Con el tiempo, el espejo me mostró un personaje. Y odiaba ese personaje. No amaba mi vida porque, en el fondo, no me amaba a mí mismo.
Pero lo divino es paciente. No desaparece porque yo pierda la fe. Sostiene, espera, insiste. Y esta vez decidí escuchar. En vez de resistirme al sacrificio involuntario, elegí el voluntario. Renuncié a mi pretensión de control y me entregué a valores más elevados.
Hice del dolor un altar, y en él puse todo lo que debía dejar morir para que algo nuevo pudiera nacer. Hacerme merecedor de la vida que anhelo y sostener con aprecio lo que más amo.
Inicié el trabajo de hacer las paces con mi historia, de aceptar mis errores, de perdonarme. De asumir responsabilidad incluso por aquello que ocurrió cuando no podía evitarlo. Comprendí una verdad ineludible: si no estás dispuesto a sacrificar todo por lo que amas, lo que amas terminará siendo tu sacrificio.

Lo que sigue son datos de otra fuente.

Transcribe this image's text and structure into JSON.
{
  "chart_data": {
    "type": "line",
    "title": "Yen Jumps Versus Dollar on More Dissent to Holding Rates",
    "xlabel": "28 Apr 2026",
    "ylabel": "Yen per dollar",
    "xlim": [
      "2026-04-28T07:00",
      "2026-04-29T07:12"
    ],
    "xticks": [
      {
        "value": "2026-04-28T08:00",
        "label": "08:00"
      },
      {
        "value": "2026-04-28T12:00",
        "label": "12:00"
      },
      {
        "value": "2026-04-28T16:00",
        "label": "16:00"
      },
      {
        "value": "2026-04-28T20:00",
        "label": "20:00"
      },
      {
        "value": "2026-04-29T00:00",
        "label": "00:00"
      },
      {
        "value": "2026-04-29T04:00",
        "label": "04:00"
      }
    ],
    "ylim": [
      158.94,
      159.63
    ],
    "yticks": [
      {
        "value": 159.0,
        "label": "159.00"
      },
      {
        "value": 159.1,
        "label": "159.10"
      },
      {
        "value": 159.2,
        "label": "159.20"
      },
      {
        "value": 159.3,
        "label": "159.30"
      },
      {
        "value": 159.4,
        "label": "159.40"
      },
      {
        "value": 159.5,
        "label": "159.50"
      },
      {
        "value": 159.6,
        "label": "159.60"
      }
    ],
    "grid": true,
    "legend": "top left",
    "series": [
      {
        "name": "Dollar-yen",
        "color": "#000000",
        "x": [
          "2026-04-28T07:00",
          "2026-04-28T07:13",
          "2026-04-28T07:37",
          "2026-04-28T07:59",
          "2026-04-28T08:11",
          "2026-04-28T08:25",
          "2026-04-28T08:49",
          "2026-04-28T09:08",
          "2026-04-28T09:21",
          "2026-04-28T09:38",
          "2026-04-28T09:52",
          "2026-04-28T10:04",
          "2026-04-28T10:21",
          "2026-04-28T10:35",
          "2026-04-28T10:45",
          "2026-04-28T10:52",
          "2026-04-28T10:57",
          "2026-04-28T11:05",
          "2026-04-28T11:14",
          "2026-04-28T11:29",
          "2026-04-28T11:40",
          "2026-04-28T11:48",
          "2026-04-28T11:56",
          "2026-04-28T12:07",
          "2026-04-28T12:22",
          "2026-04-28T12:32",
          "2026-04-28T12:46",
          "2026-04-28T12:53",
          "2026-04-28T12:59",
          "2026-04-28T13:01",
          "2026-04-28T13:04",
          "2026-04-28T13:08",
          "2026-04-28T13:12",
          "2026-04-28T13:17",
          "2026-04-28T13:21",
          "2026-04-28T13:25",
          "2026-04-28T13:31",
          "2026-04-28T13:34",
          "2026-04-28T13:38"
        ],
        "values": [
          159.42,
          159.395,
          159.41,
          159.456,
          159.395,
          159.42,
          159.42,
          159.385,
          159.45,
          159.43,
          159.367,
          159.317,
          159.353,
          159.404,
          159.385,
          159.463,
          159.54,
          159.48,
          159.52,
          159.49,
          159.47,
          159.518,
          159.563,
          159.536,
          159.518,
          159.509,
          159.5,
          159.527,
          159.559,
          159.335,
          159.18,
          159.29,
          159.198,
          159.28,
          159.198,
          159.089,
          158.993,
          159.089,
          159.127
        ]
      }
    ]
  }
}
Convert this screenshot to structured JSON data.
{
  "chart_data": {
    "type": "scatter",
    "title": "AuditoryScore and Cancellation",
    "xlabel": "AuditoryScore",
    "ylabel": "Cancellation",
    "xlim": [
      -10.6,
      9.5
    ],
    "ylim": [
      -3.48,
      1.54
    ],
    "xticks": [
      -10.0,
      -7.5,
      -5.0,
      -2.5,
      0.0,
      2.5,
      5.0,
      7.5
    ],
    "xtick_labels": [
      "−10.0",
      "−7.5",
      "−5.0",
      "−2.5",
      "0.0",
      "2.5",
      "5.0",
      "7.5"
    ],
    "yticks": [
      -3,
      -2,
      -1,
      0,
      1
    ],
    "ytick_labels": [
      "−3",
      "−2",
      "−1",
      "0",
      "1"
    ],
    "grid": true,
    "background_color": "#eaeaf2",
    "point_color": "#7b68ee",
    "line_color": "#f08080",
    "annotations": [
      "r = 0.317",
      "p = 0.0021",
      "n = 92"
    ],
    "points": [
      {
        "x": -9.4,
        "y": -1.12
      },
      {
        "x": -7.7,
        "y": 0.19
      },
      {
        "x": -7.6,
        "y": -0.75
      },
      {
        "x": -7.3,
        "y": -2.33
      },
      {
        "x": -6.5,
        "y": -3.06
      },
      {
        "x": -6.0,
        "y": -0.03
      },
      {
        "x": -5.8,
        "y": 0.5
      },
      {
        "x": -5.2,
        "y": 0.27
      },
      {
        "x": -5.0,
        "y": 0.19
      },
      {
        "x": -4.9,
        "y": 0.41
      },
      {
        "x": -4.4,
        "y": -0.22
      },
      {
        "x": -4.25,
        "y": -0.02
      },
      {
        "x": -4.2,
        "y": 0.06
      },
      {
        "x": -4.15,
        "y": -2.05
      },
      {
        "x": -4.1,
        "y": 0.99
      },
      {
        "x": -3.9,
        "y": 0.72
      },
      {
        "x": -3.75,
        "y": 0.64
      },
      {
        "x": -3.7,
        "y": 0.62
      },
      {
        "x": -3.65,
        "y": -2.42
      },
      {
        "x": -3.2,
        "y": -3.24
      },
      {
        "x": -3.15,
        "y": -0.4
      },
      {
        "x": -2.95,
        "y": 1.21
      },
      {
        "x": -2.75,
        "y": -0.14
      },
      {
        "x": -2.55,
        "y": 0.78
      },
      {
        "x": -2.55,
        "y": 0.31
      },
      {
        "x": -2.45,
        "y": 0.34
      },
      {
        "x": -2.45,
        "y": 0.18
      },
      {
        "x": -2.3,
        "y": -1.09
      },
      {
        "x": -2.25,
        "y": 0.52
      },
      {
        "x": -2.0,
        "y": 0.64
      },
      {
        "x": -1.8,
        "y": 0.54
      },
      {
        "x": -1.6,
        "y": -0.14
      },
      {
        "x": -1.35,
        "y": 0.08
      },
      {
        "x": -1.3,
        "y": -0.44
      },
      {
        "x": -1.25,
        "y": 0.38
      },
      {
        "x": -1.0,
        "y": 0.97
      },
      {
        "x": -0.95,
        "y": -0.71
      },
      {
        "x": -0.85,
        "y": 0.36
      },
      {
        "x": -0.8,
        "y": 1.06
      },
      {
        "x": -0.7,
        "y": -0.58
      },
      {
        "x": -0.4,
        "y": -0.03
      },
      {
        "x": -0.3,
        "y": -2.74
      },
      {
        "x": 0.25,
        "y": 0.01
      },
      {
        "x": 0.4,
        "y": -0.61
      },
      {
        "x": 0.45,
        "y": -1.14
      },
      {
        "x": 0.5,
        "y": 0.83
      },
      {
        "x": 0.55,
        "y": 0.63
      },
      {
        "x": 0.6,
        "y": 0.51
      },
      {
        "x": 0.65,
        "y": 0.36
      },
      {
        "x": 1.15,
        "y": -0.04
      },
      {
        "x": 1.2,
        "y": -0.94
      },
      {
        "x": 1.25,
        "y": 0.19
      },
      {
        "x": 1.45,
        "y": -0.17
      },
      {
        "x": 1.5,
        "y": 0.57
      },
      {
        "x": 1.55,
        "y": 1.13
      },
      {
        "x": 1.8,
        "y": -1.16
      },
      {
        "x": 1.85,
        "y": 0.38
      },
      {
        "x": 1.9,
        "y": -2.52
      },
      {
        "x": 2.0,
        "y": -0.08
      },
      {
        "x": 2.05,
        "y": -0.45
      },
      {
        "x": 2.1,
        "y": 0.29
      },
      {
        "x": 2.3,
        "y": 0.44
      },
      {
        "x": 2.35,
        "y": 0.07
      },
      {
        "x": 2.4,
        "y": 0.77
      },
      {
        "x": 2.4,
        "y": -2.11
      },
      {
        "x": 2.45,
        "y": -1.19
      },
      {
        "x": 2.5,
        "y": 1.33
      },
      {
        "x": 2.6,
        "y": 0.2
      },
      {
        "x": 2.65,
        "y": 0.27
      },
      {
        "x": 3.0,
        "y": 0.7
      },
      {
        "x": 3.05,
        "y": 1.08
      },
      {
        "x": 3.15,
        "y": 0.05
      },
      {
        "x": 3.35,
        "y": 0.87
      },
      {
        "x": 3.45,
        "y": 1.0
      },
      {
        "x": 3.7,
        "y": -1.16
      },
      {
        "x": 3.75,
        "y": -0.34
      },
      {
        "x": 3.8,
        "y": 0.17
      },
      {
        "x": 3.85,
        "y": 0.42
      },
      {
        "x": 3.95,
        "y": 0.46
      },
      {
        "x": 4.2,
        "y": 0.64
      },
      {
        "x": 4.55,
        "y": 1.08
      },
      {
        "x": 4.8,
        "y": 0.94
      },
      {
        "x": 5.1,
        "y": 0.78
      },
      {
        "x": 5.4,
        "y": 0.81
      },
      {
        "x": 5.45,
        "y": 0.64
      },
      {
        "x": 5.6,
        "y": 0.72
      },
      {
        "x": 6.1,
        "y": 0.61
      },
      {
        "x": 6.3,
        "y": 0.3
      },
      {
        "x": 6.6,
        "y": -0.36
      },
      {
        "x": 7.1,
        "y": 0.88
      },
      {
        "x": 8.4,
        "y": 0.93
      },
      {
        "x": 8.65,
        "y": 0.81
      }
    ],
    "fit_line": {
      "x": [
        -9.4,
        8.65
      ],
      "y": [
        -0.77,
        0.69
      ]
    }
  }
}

El sacrificio voluntario no me roba: me eleva. Me devuelve la dignidad de ser protagonista de mi propia vida. Me regresa la fe y la certeza de que todo es perfecto, tal cual es.
El sacrificio voluntario abre la puerta a lo eterno. Y en esa entrega descubrí que nada esencial se destruye: lo que muere es solo ilusión, lo que permanece es lo verdadero.
Cuando dejo ir lo que temo perder, me encuentro con aquello que jamás podrá serme arrebatado.